Discs of the The Bauer–Fike theorem The Bauer–Fike theorem states that if $A = VDV^{-1}$ for $D = \operatorname{diag}(\lambda_{1},\ldots,\lambda_{n})$ is a diagonalizable matrix and $\tilde{A}=A+E$ is a perturbed matrix than the eigenvalues of $\tilde{A}$ lie in the union of the discs $D_{i}$ where every $D_{i}$ is centered at $\lambda_{i}$ and has radius $\kappa(V)\|E\|$. My question is: Is it possible that some disc is empty? That is, can there be an $i$ for which $D_{i}$ contains \emph{no eigenvalues} of $\tilde{A}$? I think not, but could not prove it.
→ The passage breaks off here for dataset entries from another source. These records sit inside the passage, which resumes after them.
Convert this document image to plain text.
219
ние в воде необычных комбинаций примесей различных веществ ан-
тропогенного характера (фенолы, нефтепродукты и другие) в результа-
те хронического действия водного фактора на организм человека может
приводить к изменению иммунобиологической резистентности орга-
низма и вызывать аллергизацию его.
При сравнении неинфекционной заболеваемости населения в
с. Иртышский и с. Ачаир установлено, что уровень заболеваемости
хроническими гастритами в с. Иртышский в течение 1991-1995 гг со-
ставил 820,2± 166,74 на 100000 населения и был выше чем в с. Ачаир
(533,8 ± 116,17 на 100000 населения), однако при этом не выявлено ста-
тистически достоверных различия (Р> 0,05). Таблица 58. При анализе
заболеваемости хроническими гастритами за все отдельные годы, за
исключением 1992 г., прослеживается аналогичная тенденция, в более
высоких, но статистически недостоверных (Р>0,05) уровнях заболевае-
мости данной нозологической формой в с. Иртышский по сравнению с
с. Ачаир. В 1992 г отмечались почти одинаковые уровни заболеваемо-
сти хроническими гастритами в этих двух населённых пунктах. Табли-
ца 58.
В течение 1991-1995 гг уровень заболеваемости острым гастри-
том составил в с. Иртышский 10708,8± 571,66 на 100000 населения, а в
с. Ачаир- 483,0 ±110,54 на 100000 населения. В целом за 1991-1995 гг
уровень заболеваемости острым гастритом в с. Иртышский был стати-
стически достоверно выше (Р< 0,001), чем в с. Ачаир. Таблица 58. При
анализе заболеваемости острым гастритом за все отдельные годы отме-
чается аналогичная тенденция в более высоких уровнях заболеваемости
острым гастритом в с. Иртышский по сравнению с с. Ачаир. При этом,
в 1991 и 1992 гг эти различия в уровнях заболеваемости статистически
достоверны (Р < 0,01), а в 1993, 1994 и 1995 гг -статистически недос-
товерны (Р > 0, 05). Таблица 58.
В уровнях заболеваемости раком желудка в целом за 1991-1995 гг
If you expand the radius by a factor of roughly $2n$ than the answer is indeed that a disc cannot be empty.

The Bauer-Fike theorem tells us that the distance measure $d_1 = \max_{i}\min_{j}|\lambda_{i}-\mu_{j}|$ is small. What I wanted to infer is that the distance measure $d_2 = \min_{\sigma \in S_{n}}\max_{i}|\lambda_{i}-\mu_{\sigma(i)}|$ is small (where $S_n$ is the permutations on $n$ elements).

It turns out that under plausible assumptions, $d_{2} \le 2n d_{1}$, as proved here, by Elsner.